Semplicemente, non sapeva neanche cosa fare di lì a qualche
minuto. Perciò
aveva camminato per un po’, cercando di ricordarsi che poco
prima di mezzanotte
doveva trovarsi in Times Square, sennò Charlie e la sua
donna l’avrebbero
cacciato di casa. Erano abbastanza incazzati con lui, e dire che non
aveva
fatto nulla – e forse era proprio quello il problema.
- Ma
comunque aveva camminato fin quando si era ritrovato
nell’Ottava Avenue e lì,
all’ombra di parcheggi e negozi di souvenir che si
incastravano tra loro, era
entrato nel primo bar che gli era capitato sotto mano.

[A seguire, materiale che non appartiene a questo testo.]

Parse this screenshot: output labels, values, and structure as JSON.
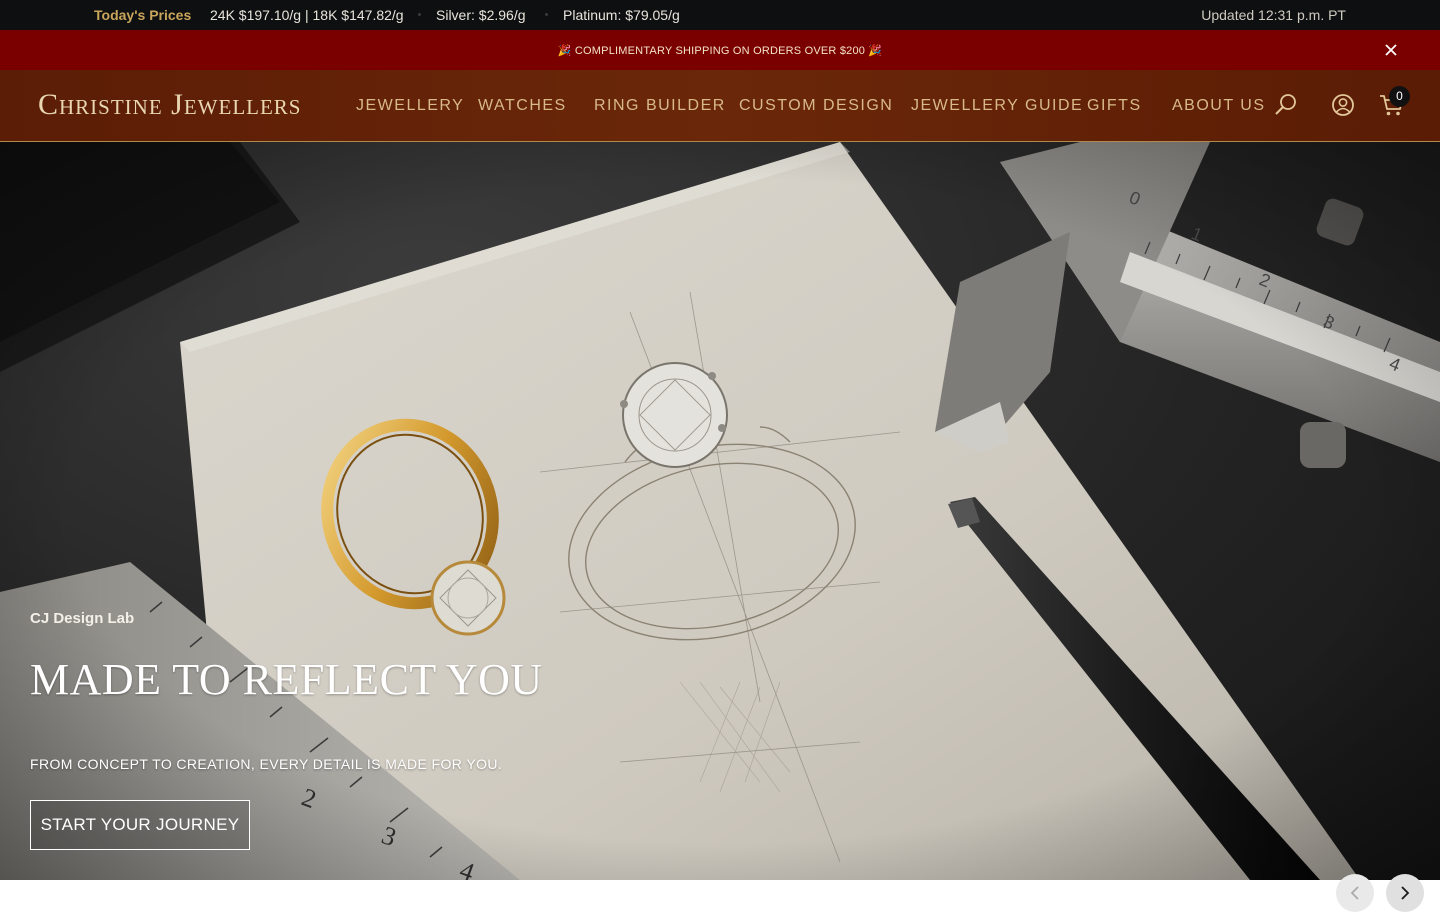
{
  "prices_bar": {
    "label": "Today's Prices",
    "gold": "24K $197.10/g | 18K $147.82/g",
    "silver": "Silver: $2.96/g",
    "platinum": "Platinum: $79.05/g",
    "updated": "Updated 12:31 p.m. PT"
  },
  "promo": {
    "text": "🎉 COMPLIMENTARY SHIPPING ON ORDERS OVER $200 🎉",
    "close_icon": "close-icon"
  },
  "header": {
    "logo": "Christine Jewellers",
    "nav": [
      "JEWELLERY",
      "WATCHES",
      "RING BUILDER",
      "CUSTOM DESIGN",
      "JEWELLERY GUIDE",
      "GIFTS",
      "ABOUT US"
    ],
    "icons": [
      "search-icon",
      "account-icon",
      "cart-icon"
    ],
    "cart_count": "0"
  },
  "hero": {
    "eyebrow": "CJ Design Lab",
    "title": "MADE TO REFLECT YOU",
    "subtitle": "FROM CONCEPT TO CREATION, EVERY DETAIL IS MADE FOR YOU.",
    "cta": "START YOUR JOURNEY"
  },
  "carousel": {
    "icons": [
      "chevron-left-icon",
      "chevron-right-icon"
    ]
  },
  "colors": {
    "top_bar": "#0e0f10",
    "promo_bar": "#7a0000",
    "header": "#6b2709",
    "accent_gold": "#c9a55c"
  }
}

Non è
che gli piacesse
quel posto, ma avevano una birra scura che era la fine del mondo. E poi
c’erano
dei coglioni che facevano un chiasso assurdo, come se
l’inizio dell’anno chissà
cos’avrebbe portato. Come se l’inizio
dell’anno avrebbe cancellato tutte le
macchie che si portavano dentro.
- Razor
l’aveva capito che lui era un po’ scazzato.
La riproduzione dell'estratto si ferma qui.